In burlesque, femininity is reclaimed as an identity precisely through aligning an excessive form of femininity with feminism and queer theory. This model of burlesque as queer parody of femininity draws out the connections as well as the discontinuities between male and female “alternative” femininities, a potentially powerful connectivity that is suggested by Judith Butler’s work and that disrupts the notion that femininity is always imposed on women through consumer culture. It is possible, then, to open up Butler’s writing on drag in order to make explicit this continuity between male and female parodies of femininity. Writing of the need to distinguish between truly subversive parody, and that which is likely to be incorporated, Butler explains:

Parody by itself is not subversive, and there must be a way to understand what makes certain kinds of parodic repetitions effectively disruptive, truly troubling, and which repetitions become domesticated and recirculated as instruments of cultural hegemony (Gender Trouble, 177).
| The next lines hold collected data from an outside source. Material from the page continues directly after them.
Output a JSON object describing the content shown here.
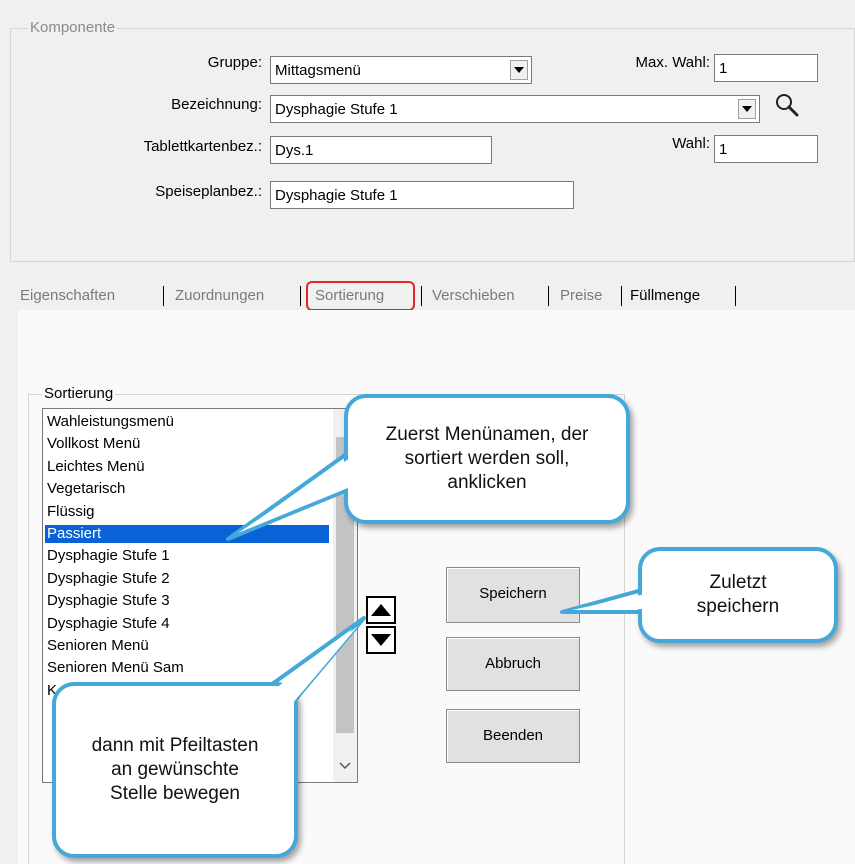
{
  "komponente": {
    "title": "Komponente",
    "gruppe_label": "Gruppe:",
    "gruppe_value": "Mittagsmenü",
    "max_wahl_label": "Max. Wahl:",
    "max_wahl_value": "1",
    "bezeichnung_label": "Bezeichnung:",
    "bezeichnung_value": "Dysphagie Stufe 1",
    "tablettkarten_label": "Tablettkartenbez.:",
    "tablettkarten_value": "Dys.1",
    "wahl_label": "Wahl:",
    "wahl_value": "1",
    "speiseplan_label": "Speiseplanbez.:",
    "speiseplan_value": "Dysphagie Stufe 1"
  },
  "tabs": [
    {
      "label": "Eigenschaften"
    },
    {
      "label": "Zuordnungen"
    },
    {
      "label": "Sortierung"
    },
    {
      "label": "Verschieben"
    },
    {
      "label": "Preise"
    },
    {
      "label": "Füllmenge"
    }
  ],
  "sortierung": {
    "title": "Sortierung",
    "items": [
      "Wahleistungsmenü",
      "Vollkost Menü",
      "Leichtes Menü",
      "Vegetarisch",
      "Flüssig",
      "Passiert",
      "Dysphagie Stufe 1",
      "Dysphagie Stufe 2",
      "Dysphagie Stufe 3",
      "Dysphagie Stufe 4",
      "Senioren Menü",
      "Senioren Menü Sam",
      "K"
    ],
    "selected_item": "Passiert"
  },
  "buttons": {
    "speichern": "Speichern",
    "abbruch": "Abbruch",
    "beenden": "Beenden"
  },
  "callouts": {
    "first": "Zuerst Menünamen, der sortiert werden soll, anklicken",
    "second": "dann mit Pfeiltasten an gewünschte Stelle bewegen",
    "third": "Zuletzt speichern"
  },
  "colors": {
    "callout_border": "#44a8d8",
    "selection": "#0a63d6",
    "tab_highlight": "#e0262b"
  },
  "icons": {
    "search": "magnifier-icon",
    "move_up": "arrow-up-icon",
    "move_down": "arrow-down-icon"
  }
}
The problem with this is that femininity, as performed by biologically female subjects, is still positioned as other, as that which presents itself as natural, but is destabilised by more subversive gender performances, such as male drag, that reveal it as performative. The moment of judgment, when we as queer theorists decide which performances are truly subversive and which are not, is divisive: having drawn out the continuity between male and female performances of femininity, it reinstates the dualistic order in which women are positioned as lacking agency. If a practice is ultimately incorporated by consumer culture, this does not necessarily mean that it is not troubling or politically interesting. Such a reductive and pessimistic reading produces “the popular” as a bad object in a way that reproduces precisely the hegemonic discourse it is trying to disrupt. In this model, very few practices, including drag, could be held to be subversive at all.
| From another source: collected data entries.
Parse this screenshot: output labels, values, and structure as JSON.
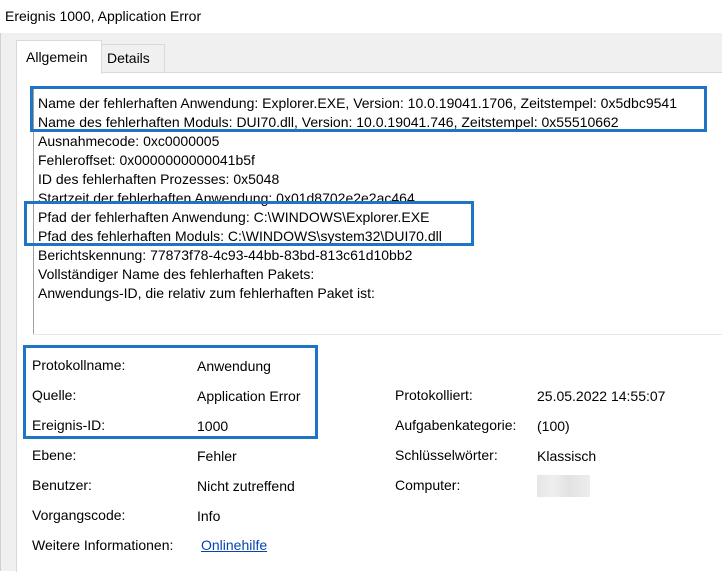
{
  "window": {
    "title": "Ereignis 1000, Application Error"
  },
  "tabs": [
    {
      "label": "Allgemein"
    },
    {
      "label": "Details"
    }
  ],
  "description": {
    "lines": [
      "Name der fehlerhaften Anwendung: Explorer.EXE, Version: 10.0.19041.1706, Zeitstempel: 0x5dbc9541",
      "Name des fehlerhaften Moduls: DUI70.dll, Version: 10.0.19041.746, Zeitstempel: 0x55510662",
      "Ausnahmecode: 0xc0000005",
      "Fehleroffset: 0x0000000000041b5f",
      "ID des fehlerhaften Prozesses: 0x5048",
      "Startzeit der fehlerhaften Anwendung: 0x01d8702e2e2ac464",
      "Pfad der fehlerhaften Anwendung: C:\\WINDOWS\\Explorer.EXE",
      "Pfad des fehlerhaften Moduls: C:\\WINDOWS\\system32\\DUI70.dll",
      "Berichtskennung: 77873f78-4c93-44bb-83bd-813c61d10bb2",
      "Vollständiger Name des fehlerhaften Pakets:",
      "Anwendungs-ID, die relativ zum fehlerhaften Paket ist:"
    ]
  },
  "properties": {
    "log_name_label": "Protokollname:",
    "log_name_value": "Anwendung",
    "source_label": "Quelle:",
    "source_value": "Application Error",
    "logged_label": "Protokolliert:",
    "logged_value": "25.05.2022 14:55:07",
    "event_id_label": "Ereignis-ID:",
    "event_id_value": "1000",
    "task_category_label": "Aufgabenkategorie:",
    "task_category_value": "(100)",
    "level_label": "Ebene:",
    "level_value": "Fehler",
    "keywords_label": "Schlüsselwörter:",
    "keywords_value": "Klassisch",
    "user_label": "Benutzer:",
    "user_value": "Nicht zutreffend",
    "computer_label": "Computer:",
    "opcode_label": "Vorgangscode:",
    "opcode_value": "Info",
    "more_info_label": "Weitere Informationen:",
    "more_info_link": "Onlinehilfe"
  },
  "colors": {
    "highlight_border": "#1f74c6",
    "link": "#0645ad"
  }
}
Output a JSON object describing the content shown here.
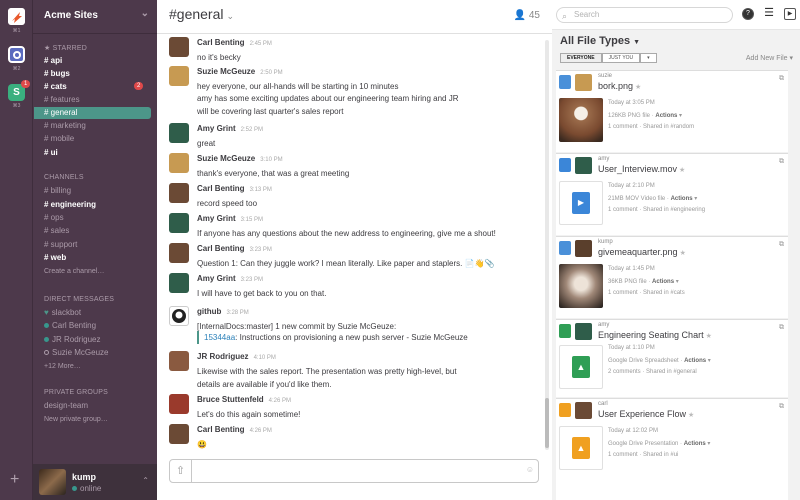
{
  "teams": [
    {
      "letter": "Z",
      "color": "#e8582b",
      "key": "⌘1"
    },
    {
      "letter": "○",
      "color": "#5b6bbf",
      "key": "⌘2"
    },
    {
      "letter": "S",
      "color": "#3ab07f",
      "key": "⌘3",
      "badge": "1"
    }
  ],
  "sidebar": {
    "team_name": "Acme Sites",
    "starred_label": "★ STARRED",
    "starred": [
      {
        "name": "# api",
        "bold": true
      },
      {
        "name": "# bugs",
        "bold": true
      },
      {
        "name": "# cats",
        "bold": true,
        "badge": "2"
      },
      {
        "name": "# features"
      },
      {
        "name": "# general",
        "active": true
      },
      {
        "name": "# marketing"
      },
      {
        "name": "# mobile"
      },
      {
        "name": "# ui",
        "bold": true
      }
    ],
    "channels_label": "CHANNELS",
    "channels": [
      {
        "name": "# billing"
      },
      {
        "name": "# engineering",
        "bold": true
      },
      {
        "name": "# ops"
      },
      {
        "name": "# sales"
      },
      {
        "name": "# support"
      },
      {
        "name": "# web",
        "bold": true
      }
    ],
    "create_channel": "Create a channel…",
    "dm_label": "DIRECT MESSAGES",
    "dms": [
      {
        "name": "slackbot",
        "status": "♥"
      },
      {
        "name": "Carl Benting"
      },
      {
        "name": "JR Rodriguez"
      },
      {
        "name": "Suzie McGeuze"
      }
    ],
    "more_dms": "+12 More…",
    "groups_label": "PRIVATE GROUPS",
    "groups": [
      "design-team"
    ],
    "new_group": "New private group…",
    "user": {
      "name": "kump",
      "status": "online"
    }
  },
  "header": {
    "channel": "#general",
    "member_count": "45"
  },
  "messages": [
    {
      "author": "Carl Benting",
      "time": "2:45 PM",
      "lines": [
        "no it's becky"
      ],
      "avatar": "#6b4a35"
    },
    {
      "author": "Suzie McGeuze",
      "time": "2:50 PM",
      "lines": [
        "hey everyone, our all-hands will be starting in 10 minutes",
        "amy has some exciting updates about our engineering team hiring and JR",
        "will be covering last quarter's sales report"
      ],
      "avatar": "#c79a52"
    },
    {
      "author": "Amy Grint",
      "time": "2:52 PM",
      "lines": [
        "great"
      ],
      "avatar": "#2f5d4a"
    },
    {
      "author": "Suzie McGeuze",
      "time": "3:10 PM",
      "lines": [
        "thank's everyone, that was a great meeting"
      ],
      "avatar": "#c79a52"
    },
    {
      "author": "Carl Benting",
      "time": "3:13 PM",
      "lines": [
        "record speed too"
      ],
      "avatar": "#6b4a35"
    },
    {
      "author": "Amy Grint",
      "time": "3:15 PM",
      "lines": [
        "If anyone has any questions about the new address to engineering, give me a shout!"
      ],
      "avatar": "#2f5d4a"
    },
    {
      "author": "Carl Benting",
      "time": "3:23 PM",
      "lines": [
        "Question 1: Can they juggle work? I mean literally. Like paper and staplers. 📄👋📎"
      ],
      "avatar": "#6b4a35"
    },
    {
      "author": "Amy Grint",
      "time": "3:23 PM",
      "lines": [
        "I will have to get back to you on that."
      ],
      "avatar": "#2f5d4a"
    },
    {
      "author": "github",
      "time": "3:28 PM",
      "lines": [
        "[InternalDocs:master] 1 new commit by Suzie McGeuze:"
      ],
      "commit": "15344aa",
      "commit_msg": ": Instructions on provisioning a new push server - Suzie McGeuze",
      "avatar": "#222"
    },
    {
      "author": "JR Rodriguez",
      "time": "4:10 PM",
      "lines": [
        "Likewise with the sales report. The presentation was pretty high-level, but",
        "details are available if you'd like them."
      ],
      "avatar": "#8a5a40"
    },
    {
      "author": "Bruce Stuttenfeld",
      "time": "4:26 PM",
      "lines": [
        "Let's do this again sometime!"
      ],
      "avatar": "#9a3a2c"
    },
    {
      "author": "Carl Benting",
      "time": "4:26 PM",
      "lines": [
        "😃"
      ],
      "avatar": "#6b4a35"
    }
  ],
  "topbar": {
    "search_placeholder": "Search"
  },
  "files": {
    "title": "All File Types",
    "filter_all": "EVERYONE",
    "filter_mine": "JUST YOU",
    "add_new": "Add New File",
    "items": [
      {
        "user": "suzie",
        "name": "bork.png",
        "type_color": "#4a90d9",
        "when": "Today at 3:05 PM",
        "desc": "126KB PNG file",
        "actions": "Actions",
        "comments": "1 comment",
        "shared": "Shared in #random",
        "thumb": "#9a6b4a",
        "user_color": "#c79a52"
      },
      {
        "user": "amy",
        "name": "User_Interview.mov",
        "type_color": "#3b86d8",
        "when": "Today at 2:10 PM",
        "desc": "21MB MOV Video file",
        "actions": "Actions",
        "comments": "1 comment",
        "shared": "Shared in #engineering",
        "thumb": "#ffffff",
        "user_color": "#2f5d4a"
      },
      {
        "user": "kump",
        "name": "givemeaquarter.png",
        "type_color": "#4a90d9",
        "when": "Today at 1:45 PM",
        "desc": "36KB PNG file",
        "actions": "Actions",
        "comments": "1 comment",
        "shared": "Shared in #cats",
        "thumb": "#7d6a60",
        "user_color": "#5a3f2c"
      },
      {
        "user": "amy",
        "name": "Engineering Seating Chart",
        "type_color": "#2f9e55",
        "when": "Today at 1:10 PM",
        "desc": "Google Drive Spreadsheet",
        "actions": "Actions",
        "comments": "2 comments",
        "shared": "Shared in #general",
        "thumb": "#ffffff",
        "user_color": "#2f5d4a"
      },
      {
        "user": "carl",
        "name": "User Experience Flow",
        "type_color": "#f0a020",
        "when": "Today at 12:02 PM",
        "desc": "Google Drive Presentation",
        "actions": "Actions",
        "comments": "1 comment",
        "shared": "Shared in #ui",
        "thumb": "#ffffff",
        "user_color": "#6b4a35"
      }
    ]
  }
}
What is missing from Butler’s account is an awareness of the complex and multiple forms of pleasure and desire that characterise women’s attachment to feminine identities. I would argue that she opens up a potentially exhilarating possibility that has significant implications for feminist understandings of feminine identity in that it allows for an understanding of the ways in which female performers actively construct, rework and critique feminine identity, but that this possibility is closed down through the implication that only male drag performances are “truly troubling” (Gender Trouble, 177).
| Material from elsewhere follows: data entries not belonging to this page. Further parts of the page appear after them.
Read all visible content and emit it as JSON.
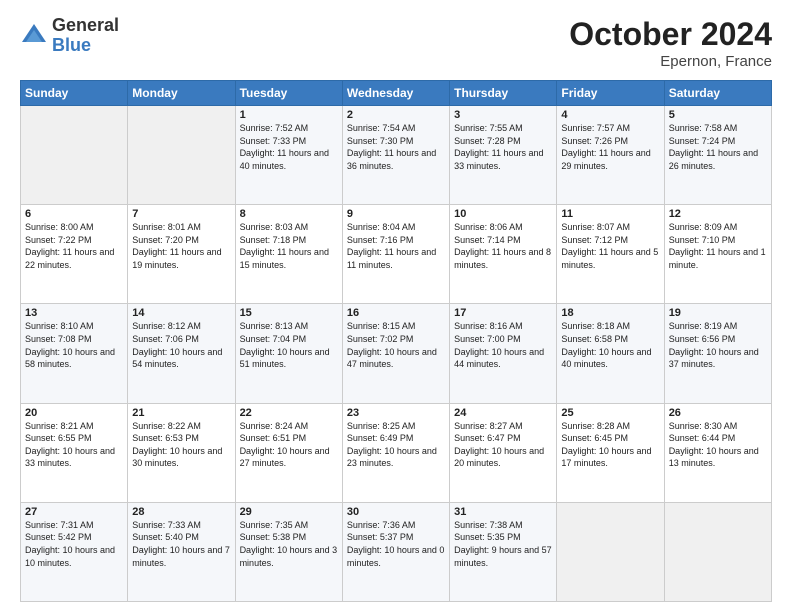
{
  "logo": {
    "general": "General",
    "blue": "Blue"
  },
  "header": {
    "month": "October 2024",
    "location": "Epernon, France"
  },
  "weekdays": [
    "Sunday",
    "Monday",
    "Tuesday",
    "Wednesday",
    "Thursday",
    "Friday",
    "Saturday"
  ],
  "weeks": [
    [
      {
        "day": "",
        "sunrise": "",
        "sunset": "",
        "daylight": ""
      },
      {
        "day": "",
        "sunrise": "",
        "sunset": "",
        "daylight": ""
      },
      {
        "day": "1",
        "sunrise": "Sunrise: 7:52 AM",
        "sunset": "Sunset: 7:33 PM",
        "daylight": "Daylight: 11 hours and 40 minutes."
      },
      {
        "day": "2",
        "sunrise": "Sunrise: 7:54 AM",
        "sunset": "Sunset: 7:30 PM",
        "daylight": "Daylight: 11 hours and 36 minutes."
      },
      {
        "day": "3",
        "sunrise": "Sunrise: 7:55 AM",
        "sunset": "Sunset: 7:28 PM",
        "daylight": "Daylight: 11 hours and 33 minutes."
      },
      {
        "day": "4",
        "sunrise": "Sunrise: 7:57 AM",
        "sunset": "Sunset: 7:26 PM",
        "daylight": "Daylight: 11 hours and 29 minutes."
      },
      {
        "day": "5",
        "sunrise": "Sunrise: 7:58 AM",
        "sunset": "Sunset: 7:24 PM",
        "daylight": "Daylight: 11 hours and 26 minutes."
      }
    ],
    [
      {
        "day": "6",
        "sunrise": "Sunrise: 8:00 AM",
        "sunset": "Sunset: 7:22 PM",
        "daylight": "Daylight: 11 hours and 22 minutes."
      },
      {
        "day": "7",
        "sunrise": "Sunrise: 8:01 AM",
        "sunset": "Sunset: 7:20 PM",
        "daylight": "Daylight: 11 hours and 19 minutes."
      },
      {
        "day": "8",
        "sunrise": "Sunrise: 8:03 AM",
        "sunset": "Sunset: 7:18 PM",
        "daylight": "Daylight: 11 hours and 15 minutes."
      },
      {
        "day": "9",
        "sunrise": "Sunrise: 8:04 AM",
        "sunset": "Sunset: 7:16 PM",
        "daylight": "Daylight: 11 hours and 11 minutes."
      },
      {
        "day": "10",
        "sunrise": "Sunrise: 8:06 AM",
        "sunset": "Sunset: 7:14 PM",
        "daylight": "Daylight: 11 hours and 8 minutes."
      },
      {
        "day": "11",
        "sunrise": "Sunrise: 8:07 AM",
        "sunset": "Sunset: 7:12 PM",
        "daylight": "Daylight: 11 hours and 5 minutes."
      },
      {
        "day": "12",
        "sunrise": "Sunrise: 8:09 AM",
        "sunset": "Sunset: 7:10 PM",
        "daylight": "Daylight: 11 hours and 1 minute."
      }
    ],
    [
      {
        "day": "13",
        "sunrise": "Sunrise: 8:10 AM",
        "sunset": "Sunset: 7:08 PM",
        "daylight": "Daylight: 10 hours and 58 minutes."
      },
      {
        "day": "14",
        "sunrise": "Sunrise: 8:12 AM",
        "sunset": "Sunset: 7:06 PM",
        "daylight": "Daylight: 10 hours and 54 minutes."
      },
      {
        "day": "15",
        "sunrise": "Sunrise: 8:13 AM",
        "sunset": "Sunset: 7:04 PM",
        "daylight": "Daylight: 10 hours and 51 minutes."
      },
      {
        "day": "16",
        "sunrise": "Sunrise: 8:15 AM",
        "sunset": "Sunset: 7:02 PM",
        "daylight": "Daylight: 10 hours and 47 minutes."
      },
      {
        "day": "17",
        "sunrise": "Sunrise: 8:16 AM",
        "sunset": "Sunset: 7:00 PM",
        "daylight": "Daylight: 10 hours and 44 minutes."
      },
      {
        "day": "18",
        "sunrise": "Sunrise: 8:18 AM",
        "sunset": "Sunset: 6:58 PM",
        "daylight": "Daylight: 10 hours and 40 minutes."
      },
      {
        "day": "19",
        "sunrise": "Sunrise: 8:19 AM",
        "sunset": "Sunset: 6:56 PM",
        "daylight": "Daylight: 10 hours and 37 minutes."
      }
    ],
    [
      {
        "day": "20",
        "sunrise": "Sunrise: 8:21 AM",
        "sunset": "Sunset: 6:55 PM",
        "daylight": "Daylight: 10 hours and 33 minutes."
      },
      {
        "day": "21",
        "sunrise": "Sunrise: 8:22 AM",
        "sunset": "Sunset: 6:53 PM",
        "daylight": "Daylight: 10 hours and 30 minutes."
      },
      {
        "day": "22",
        "sunrise": "Sunrise: 8:24 AM",
        "sunset": "Sunset: 6:51 PM",
        "daylight": "Daylight: 10 hours and 27 minutes."
      },
      {
        "day": "23",
        "sunrise": "Sunrise: 8:25 AM",
        "sunset": "Sunset: 6:49 PM",
        "daylight": "Daylight: 10 hours and 23 minutes."
      },
      {
        "day": "24",
        "sunrise": "Sunrise: 8:27 AM",
        "sunset": "Sunset: 6:47 PM",
        "daylight": "Daylight: 10 hours and 20 minutes."
      },
      {
        "day": "25",
        "sunrise": "Sunrise: 8:28 AM",
        "sunset": "Sunset: 6:45 PM",
        "daylight": "Daylight: 10 hours and 17 minutes."
      },
      {
        "day": "26",
        "sunrise": "Sunrise: 8:30 AM",
        "sunset": "Sunset: 6:44 PM",
        "daylight": "Daylight: 10 hours and 13 minutes."
      }
    ],
    [
      {
        "day": "27",
        "sunrise": "Sunrise: 7:31 AM",
        "sunset": "Sunset: 5:42 PM",
        "daylight": "Daylight: 10 hours and 10 minutes."
      },
      {
        "day": "28",
        "sunrise": "Sunrise: 7:33 AM",
        "sunset": "Sunset: 5:40 PM",
        "daylight": "Daylight: 10 hours and 7 minutes."
      },
      {
        "day": "29",
        "sunrise": "Sunrise: 7:35 AM",
        "sunset": "Sunset: 5:38 PM",
        "daylight": "Daylight: 10 hours and 3 minutes."
      },
      {
        "day": "30",
        "sunrise": "Sunrise: 7:36 AM",
        "sunset": "Sunset: 5:37 PM",
        "daylight": "Daylight: 10 hours and 0 minutes."
      },
      {
        "day": "31",
        "sunrise": "Sunrise: 7:38 AM",
        "sunset": "Sunset: 5:35 PM",
        "daylight": "Daylight: 9 hours and 57 minutes."
      },
      {
        "day": "",
        "sunrise": "",
        "sunset": "",
        "daylight": ""
      },
      {
        "day": "",
        "sunrise": "",
        "sunset": "",
        "daylight": ""
      }
    ]
  ]
}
By allowing female performers to ”parody the girl”, I am suggesting that burlesque potentially allows for an understanding in which female performances of femininity may, like drag, also be “truly troubling” (Butler, Gender Trouble, 177). Like drag, they require the audience both to reflect on the ways in which femininity is performatively constructed within the constraints of a normative, gendered culture, but also do justice to the extent to which feminine identity may be experienced as a source of pleasure. Striptease, in which feminine identity is constructed precisely through painstakingly creating a look whose layers are then stripped away in a stylised performance of feminine gesture, powerfully dramatises the historic tension between feminism and femininity. Indeed, the labour involved in burlesque performances can be adapted and adopted as feminist theoretical performances that speak back to hegemonic ideals of beauty, to feminism, and to queer theory.